La culture locale, les traditions et l’intégration

Malheureusement, « on voit se propager une attitude politique de refus des immigrés, tandis que les économies continuent de demander leur engagement » (27). Ces personnes migrantes souffriraient encore car elles seraient aussi victimes d’harcèlement, de « racisme » (29), de la xénophobie et de multiples formes discriminatoires qui poussent à la mise en quarantaine et au repli sur soi (10). Ce qui est paradoxalement dramatique c’est la discrimination systémique – « le racisme institutionnel » (20) - dont ils font l’objet.
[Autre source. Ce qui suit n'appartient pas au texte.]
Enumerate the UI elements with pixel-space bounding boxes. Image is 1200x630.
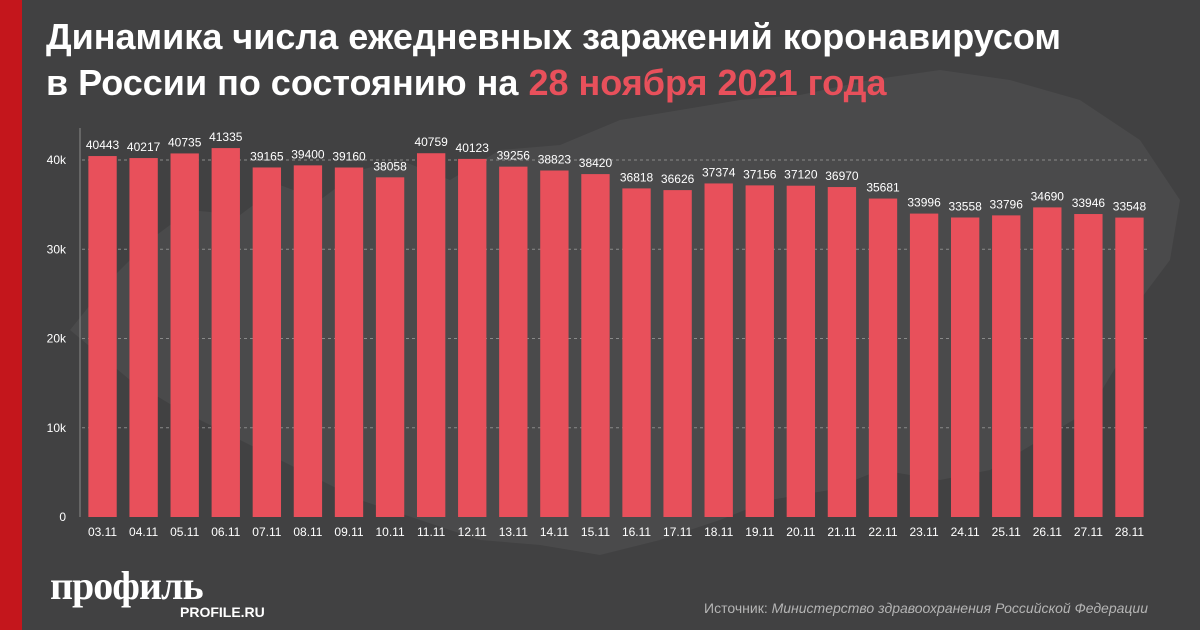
bar [704,183,733,517]
x-tick-label: 22.11 [868,525,897,539]
bar [375,177,405,518]
data-label: 39160 [332,149,366,163]
bar [211,148,240,517]
bar [622,188,651,517]
bar [992,215,1021,517]
x-tick-label: 04.11 [129,525,158,539]
data-label: 38823 [538,153,572,167]
data-label: 36818 [620,170,654,184]
x-tick-label: 06.11 [211,525,240,539]
bar [88,156,117,518]
bar [663,190,692,517]
x-tick-label: 05.11 [170,525,199,539]
data-label: 33548 [1113,200,1147,214]
y-tick-label: 0 [59,510,66,524]
y-tick-label: 10k [47,421,67,435]
bar [334,167,364,517]
x-tick-label: 20.11 [786,525,815,539]
bar-layer [88,148,1144,518]
x-tick-label: 10.11 [376,525,405,539]
data-label: 41335 [209,130,243,144]
bar [458,158,487,517]
data-label: 39256 [497,149,531,163]
source-organization: Министерство здравоохранения Российской … [771,600,1148,616]
bar [950,217,980,517]
data-label: 34690 [1031,189,1065,203]
x-tick-label: 18.11 [704,525,733,539]
source-label: Источник: [704,600,772,616]
data-label: 33996 [907,196,941,210]
data-label: 38058 [373,159,407,173]
data-label: 40759 [414,135,448,149]
bar [540,170,569,517]
data-label: 33558 [948,199,982,213]
data-label: 40735 [168,135,202,149]
x-tick-label: 08.11 [293,525,322,539]
bar [581,174,610,517]
x-tick-label: 09.11 [334,525,363,539]
x-tick-label: 12.11 [458,525,487,539]
y-tick-label: 20k [47,332,67,346]
x-tick-label: 07.11 [252,525,281,539]
label-layer: 40443 40217 40735 41335 39165 39400 39160 38058… [86,130,1147,213]
bar [909,213,939,517]
x-tick-label: 21.11 [827,525,856,539]
x-tick-label: 15.11 [581,525,610,539]
x-tick-label: 13.11 [499,525,528,539]
data-label: 39400 [291,147,325,161]
bar [416,153,446,517]
bar [129,158,158,517]
bar [293,165,323,518]
x-tick-label: 23.11 [910,525,939,539]
data-label: 40217 [127,140,161,154]
y-tick-label: 40k [47,153,67,167]
data-label: 36626 [661,172,695,186]
x-tick-label: 24.11 [951,525,980,539]
x-tick-label: 14.11 [540,525,569,539]
data-label: 37120 [784,168,818,182]
y-tick-label: 30k [47,242,67,256]
bar [170,153,199,517]
data-label: 40123 [456,141,490,155]
data-label: 40443 [86,138,120,152]
bar [252,167,282,517]
data-label: 39165 [250,149,284,163]
x-tick-label: 17.11 [663,525,692,539]
bar [745,185,774,518]
x-tick-label: 03.11 [88,525,117,539]
data-label: 37374 [702,165,736,179]
data-label: 33946 [1072,196,1106,210]
source-note: Источник: Министерство здравоохранения Р… [704,600,1148,616]
x-tick-label: 25.11 [992,525,1021,539]
profile-logo: профиль [50,563,204,608]
data-label: 35681 [866,181,900,195]
x-tick-label: 27.11 [1074,525,1103,539]
x-tick-label: 11.11 [417,525,446,539]
bar [1074,214,1103,517]
bar [499,166,528,517]
bar [1033,207,1062,517]
accent-stripe [0,0,22,630]
data-label: 37156 [743,167,777,181]
bar [786,185,816,518]
bar [868,198,898,518]
x-tick-label: 19.11 [745,525,774,539]
chart-title: Динамика числа ежедневных заражений коро… [46,14,1176,106]
title-date-accent: 28 ноября 2021 года [528,62,887,103]
bar [827,187,857,517]
data-label: 38420 [579,156,613,170]
data-label: 36970 [825,169,859,183]
title-line-2-prefix: в России по состоянию на [46,62,529,103]
title-line-1: Динамика числа ежедневных заражений коро… [46,16,1062,57]
x-tick-label: 26.11 [1033,525,1062,539]
x-tick-label: 28.11 [1115,525,1144,539]
data-label: 33796 [990,197,1024,211]
axis-layer: 0 10k 20k 30k 40k 03.11 04.11 05.11 06.11 07.11 08… [47,128,1144,539]
x-tick-label: 16.11 [622,525,651,539]
bar [1115,217,1144,517]
profile-url: PROFILE.RU [180,604,265,620]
Celle-ci se  définit comme étant le résultat d’un ensemble de règles ou de pratiques, de prime abord non discriminatoires dont l’interaction a pour effet de placer ou de maintenir toute une collectivité en situation défavorable – elle ne serait pas le fait de personnes précises elle résulterait plutôt d’un système social (11).  Cette situation pourrait toutefois s’illustrée par « la mise en place de véritables juridictions d’exception pour les étrangers » (41) : à bien faire croire que ces migrants n’ont pas les mêmes droits que nous, que leurs droits les plus fondamentaux – droit à la justice, droit de vivre en famille - doivent être bafoués. « Cette propension à ne considérer l’Autre qu’à travers sa spécificité religieuse ou ethnique, cette habitude de pensée qui renvoie les gens venus d’ailleurs à leurs appartenances traditionnelles, c’est cette infirmité mentale qui empêche de voir la personne au-delà de sa couleur, de son appartenance, de son accent ou de son nom, toutes les sociétés humaines en sont affectées depuis l’aube des temps. Mais dans le « village global » d’aujourd’hui, une telle attitude n’est plus tolérable, parce qu’elle compromet les chances de coexistence au sein de chaque pays, de chaque ville, et prépare pour l’humanité entière d’irréparables déchirements et un avenir de violence » (25). Tels seraient donc les principaux enjeux ; l’insertion sociale, ou bien l’intégration socioéconomique – qu’il faut surtout ne pas confondre avec la mixité sociale. Pour certains migrants, favoriser la mixité sociale dans les cités est une chose qui reste bien loin de l’acquisition d’un pouvoir économique qui les permet de sortir de la précarité. L’acceptation sociale au pays d’accueil se révélerait assez difficile pour eux - les migrants - mais le retour au pays d’origine réserve autant de surprises ; une nouvelle immersion dans sa culture d’origine ne leurs laisseraient point indifférents.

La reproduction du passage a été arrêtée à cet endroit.